Taylor Gray

Personal information
- Date of birth: January 28, 1998 (age 28)
- Place of birth: Hughesville, Maryland, US
- Height: 6 ft 1 in (1.85 m)
- Positions: Midfielder; forward;

Team information
- Current team: FC Naples
- Number: 7

Youth career
- D.C. United

College career
- Years: Team / Apps / (Gls)
- 2016–2017: Lees–McRae Bobcats / 38 / (4)
- 2018–2019: Reinhardt Eagles /  / (12)

Senior career*
- Years: Team / Apps / (Gls)
- 2017: West Virginia Chaos / 8 / (0)
- 2018–2019: Tri-Cities Otters / 26 / (8)
- 2021: Maryland Bobcats / 17 / (1)
- 2022–2024: Chattanooga FC / 56 / (11)
- 2025: Tormenta FC / 23 / (1)
- 2026–: FC Naples / 13 / (0)

= Taylor Gray (soccer) =

American soccer player (born 1998)

Taylor Gray (born January 28, 1998) is an American professional soccer player who plays for USL League One club FC Naples.

==Early life==
Gray played youth soccer with the D.C. United Academy.

==College career==
In 2016, Gray began attending Lees–McRae College, where he played for the men's soccer team. He made his collegiate debut and recorded his first assist on September 1, 2016, against the Anderson Trojans. He scored his first collegiate goal on October 12, 2016, against the Catawba Indians.

In 2018, he began attending Reinhardt University, where he played for the men's soccer team. In 2018, he was named to the All-Appalachian Athletic Conference Second Team, after scoring five goals and adding three assists. In 2019, after scoring seven goals and adding seven assists during his senior season, he was named to the All-Appalachian Athletic Conference Second Team and was named the team's Offensive Player of the Year.

==Club career==
In 2017, Gray played with the West Virginia Chaos in the Premier Development League.

In 2018 and 2019, Gray played with the Tri-Cities Otters. In 2019, he had a league best five consecutive game goal scoring streak and was named to the USL2 Eastern Conference Team of the Season. He was also named one of 12 finalists nationwide in the 'Global Greats' honors in 2019, finishing as runner-up.
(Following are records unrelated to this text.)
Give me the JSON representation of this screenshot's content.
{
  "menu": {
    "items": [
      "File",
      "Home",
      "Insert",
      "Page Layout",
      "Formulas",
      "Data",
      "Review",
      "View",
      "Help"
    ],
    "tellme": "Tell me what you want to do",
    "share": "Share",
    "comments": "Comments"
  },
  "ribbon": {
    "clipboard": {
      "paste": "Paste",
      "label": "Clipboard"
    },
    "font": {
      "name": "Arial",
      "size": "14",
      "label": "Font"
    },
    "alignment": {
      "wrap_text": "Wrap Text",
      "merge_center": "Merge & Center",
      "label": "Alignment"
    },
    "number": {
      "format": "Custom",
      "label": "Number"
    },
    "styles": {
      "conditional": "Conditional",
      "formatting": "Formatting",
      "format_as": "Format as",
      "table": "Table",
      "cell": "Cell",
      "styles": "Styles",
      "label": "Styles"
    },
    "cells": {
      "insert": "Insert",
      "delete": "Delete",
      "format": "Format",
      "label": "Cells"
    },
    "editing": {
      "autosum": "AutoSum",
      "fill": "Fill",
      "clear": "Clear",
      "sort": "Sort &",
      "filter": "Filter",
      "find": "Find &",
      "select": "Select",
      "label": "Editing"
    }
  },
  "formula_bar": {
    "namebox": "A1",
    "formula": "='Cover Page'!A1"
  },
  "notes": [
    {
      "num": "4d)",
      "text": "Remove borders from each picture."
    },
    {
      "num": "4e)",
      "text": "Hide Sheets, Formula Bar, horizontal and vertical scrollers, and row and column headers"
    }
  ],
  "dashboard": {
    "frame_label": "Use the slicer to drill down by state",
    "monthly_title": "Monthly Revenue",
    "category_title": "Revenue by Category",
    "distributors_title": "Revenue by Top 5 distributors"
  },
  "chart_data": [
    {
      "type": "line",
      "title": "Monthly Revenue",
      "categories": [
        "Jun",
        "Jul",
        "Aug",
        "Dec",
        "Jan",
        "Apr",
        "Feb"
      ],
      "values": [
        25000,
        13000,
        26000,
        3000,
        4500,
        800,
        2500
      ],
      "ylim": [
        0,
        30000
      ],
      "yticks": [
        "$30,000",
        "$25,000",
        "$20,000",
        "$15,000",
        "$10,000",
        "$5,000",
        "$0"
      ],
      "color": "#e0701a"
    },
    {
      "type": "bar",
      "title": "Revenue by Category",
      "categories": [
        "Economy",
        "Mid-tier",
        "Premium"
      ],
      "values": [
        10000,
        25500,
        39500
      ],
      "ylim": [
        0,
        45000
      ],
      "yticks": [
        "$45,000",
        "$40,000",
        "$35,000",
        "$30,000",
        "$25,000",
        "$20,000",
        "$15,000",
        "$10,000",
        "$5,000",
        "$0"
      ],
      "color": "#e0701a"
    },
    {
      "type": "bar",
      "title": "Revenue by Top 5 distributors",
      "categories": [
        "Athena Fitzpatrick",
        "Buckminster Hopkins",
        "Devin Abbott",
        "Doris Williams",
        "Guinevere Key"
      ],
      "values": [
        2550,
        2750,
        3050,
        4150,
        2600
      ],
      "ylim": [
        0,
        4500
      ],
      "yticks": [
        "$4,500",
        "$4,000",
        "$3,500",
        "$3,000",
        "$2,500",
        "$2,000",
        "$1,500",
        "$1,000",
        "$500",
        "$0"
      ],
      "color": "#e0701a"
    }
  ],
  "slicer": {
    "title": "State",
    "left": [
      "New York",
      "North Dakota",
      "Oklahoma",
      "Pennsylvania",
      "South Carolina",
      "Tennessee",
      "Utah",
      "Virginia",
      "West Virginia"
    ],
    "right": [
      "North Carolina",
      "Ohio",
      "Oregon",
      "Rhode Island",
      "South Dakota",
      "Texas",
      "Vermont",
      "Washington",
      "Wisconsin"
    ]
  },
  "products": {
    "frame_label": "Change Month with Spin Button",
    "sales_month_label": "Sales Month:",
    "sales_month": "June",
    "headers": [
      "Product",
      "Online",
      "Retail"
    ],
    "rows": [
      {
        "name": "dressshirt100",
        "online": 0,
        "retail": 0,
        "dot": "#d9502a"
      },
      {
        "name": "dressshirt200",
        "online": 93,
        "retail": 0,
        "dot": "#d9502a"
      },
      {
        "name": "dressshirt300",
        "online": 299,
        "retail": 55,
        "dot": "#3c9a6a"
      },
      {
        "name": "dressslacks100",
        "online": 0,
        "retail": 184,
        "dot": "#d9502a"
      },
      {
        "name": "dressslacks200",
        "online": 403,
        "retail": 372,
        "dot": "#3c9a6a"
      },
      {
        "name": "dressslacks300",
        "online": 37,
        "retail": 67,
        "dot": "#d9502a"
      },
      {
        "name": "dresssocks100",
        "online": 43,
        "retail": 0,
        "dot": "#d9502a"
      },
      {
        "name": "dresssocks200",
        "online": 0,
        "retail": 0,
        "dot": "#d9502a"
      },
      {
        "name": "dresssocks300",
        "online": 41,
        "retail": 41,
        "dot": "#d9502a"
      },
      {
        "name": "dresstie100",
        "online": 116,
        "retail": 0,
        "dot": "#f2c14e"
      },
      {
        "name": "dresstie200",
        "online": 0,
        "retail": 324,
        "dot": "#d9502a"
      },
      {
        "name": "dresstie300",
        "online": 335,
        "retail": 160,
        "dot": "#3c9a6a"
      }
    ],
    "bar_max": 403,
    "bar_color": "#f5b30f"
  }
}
He was set to return to the team in 2020, however, the season was cancelled due to the COVID-19 pandemic.

In May 2021, he joined the Maryland Bobcats FC first team in NISA, after beginning the year with their reserve squad in the Eastern Premier Soccer League.

In 2022, he joined Chattanooga FC in NISA, after having previously trialed with the team in 2019, but failing to make the team. On May 21, 2022, he scored a hat trick in a 4–2 victory over Bay Cities FC. He was named to the NISA Best XI in 2022. He spent much of the 2023 season injured, before returning to full health in 2024 as the team moved leagues to play in MLS Next Pro.

Gray signed with USL League One club Tormenta FC in January 2025.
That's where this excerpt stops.